So who will run faster ? When building a reactor , Need to adjust n/2 Time , The maximum depth of each time is log2(n), The first visual impression is to build a pile T(n) = O(nlgon), It's not .
Heap discharge k The time of the big element = Build time + take k The time of the first element = (O(n) - O(log2n) - 1) + O(klog2n) = O(n);
Select sort to get k The time of the big element = O(kn) = O(n).
because (O(n) - O(log2n) - 1) + O(klog2n) <O(kn), So stack faster .
The proof is in the comments before the second part of the code .
One 、 The... In the array K Big element
Two 、 Proof of reactor building complexity
prove : Take the full binary tree with the most nodes as an example , Tree height is h,
Set the current layer as k, Then this layer has 2^(k - 1)^ Nodes , Each node needs to be adjusted h - k The depth of the .
therefore ,T(n) = 20 * (h - 1) + 21 * (h - 2) +…+2^(h - 2) * 1, Obviously, it is a typical difference ratio sequence , Just offset and subtract .
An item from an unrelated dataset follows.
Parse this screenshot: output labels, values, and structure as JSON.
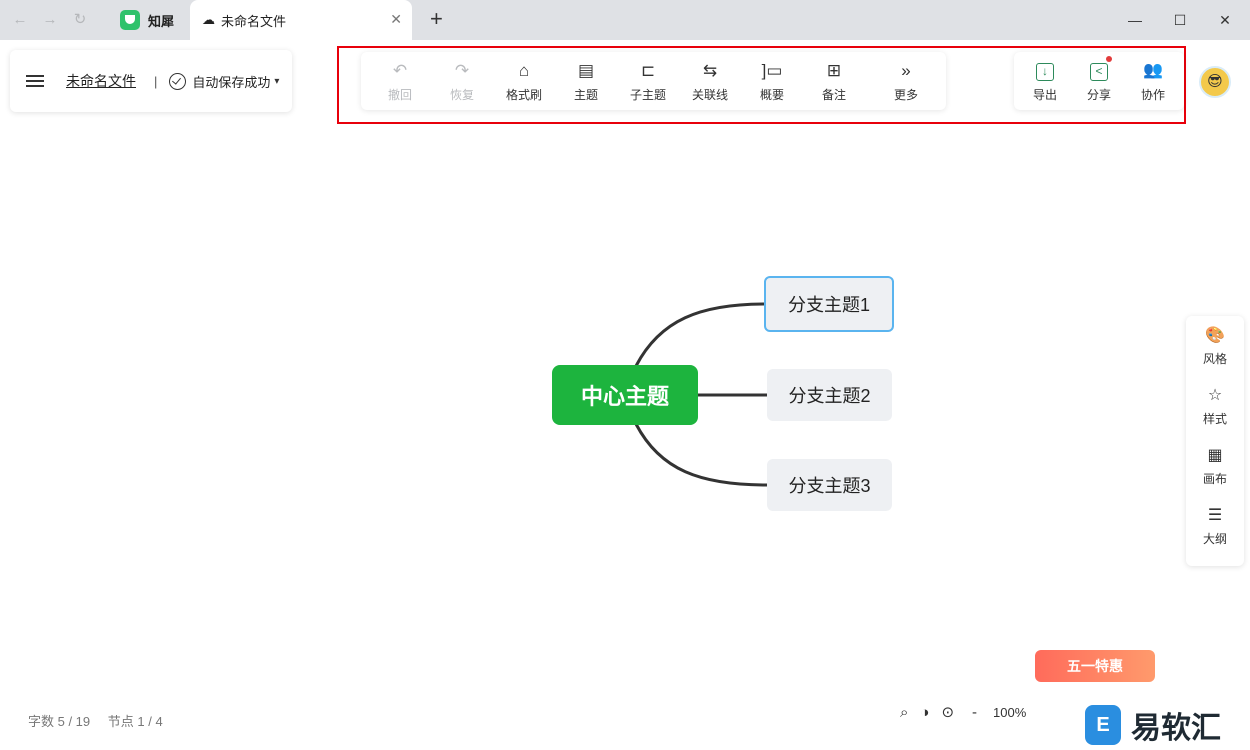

2T(n) = 21 * (h - 1) + 22 * (h - 2) +…+2^(h - 2)^ * 2 + 2^(h - 1) * 1,
The difference between the two formulas is T(n) = 2h - h - 1, notes :h = log2(n), therefore T(n) = O(n) - O(log2(n)) - 1 = O(logn)
notes : Computational complexity , The premise is that n Large enough , If n Very small , There is no complexity , direct O(1)
3、 ... and 、 Quick line up / Priority queue / Stack row
package everyday.medium;
import java.util.PriorityQueue;
// No k The biggest element .
public class FindKthLargest {
/* target: Take the second in the array K Big element , Put the array in order , take nums[k - 1] that will do , But the time complexity O(nlogn), Not an option . Selection sort , Select the first K individual , Time complexity O(kn), namely O(n), feasible . Stack row , It takes time to build a pile O(nlogn), Choose the first k Big , flowers O(klogn), Time complexity O( ), Is not workable . Why does it take to build a pile O(nlogn)? Our intuitive feeling , To adjust n/2 Time ( Adjust from the penultimate line ), Adjust downward each time O(logn)( Naturally took the biggest one ). So building a pile takes O(nlogn). But this is an illusion . The actual time complexity is Tn = 2^log2(n)^ - log2(n) - 1 =O(n) - O(logn) = O(n)( When n When a large ) prove : Take the full binary tree with the most nodes as an example , Tree height is h, Set the current layer as k, Then this layer has 2^(k - 1)^ Nodes , Each node needs to be adjusted h - k The depth of the . therefore ,T(n) = 2^0^ * (h - 1) + 2^1^ * (h - 2) +...+2^(h - 2) * 1, Obviously, it is a typical difference ratio sequence , Just offset and subtract . 2T(n) = 2^1^ * (h - 1) + 2^2^ * (h - 2) +...+2^(h - 2)^ * 2 + 2^(h - 1) * 1, The difference between the two formulas is T(n) = 2^h^ - h - 1, notes :h = log2(n), therefore T(n) = O(n) - O(log2(n)) - 1 = O(logn) notes : Computational complexity , The premise is that n Large enough , If n Very small , There is no complexity , direct O(1) */
// Selection sort -- Although it is O(n), But time is Tn = kn, Compared with stacking ,Tn = n - log(n+1) + klogn, Still a lot slower .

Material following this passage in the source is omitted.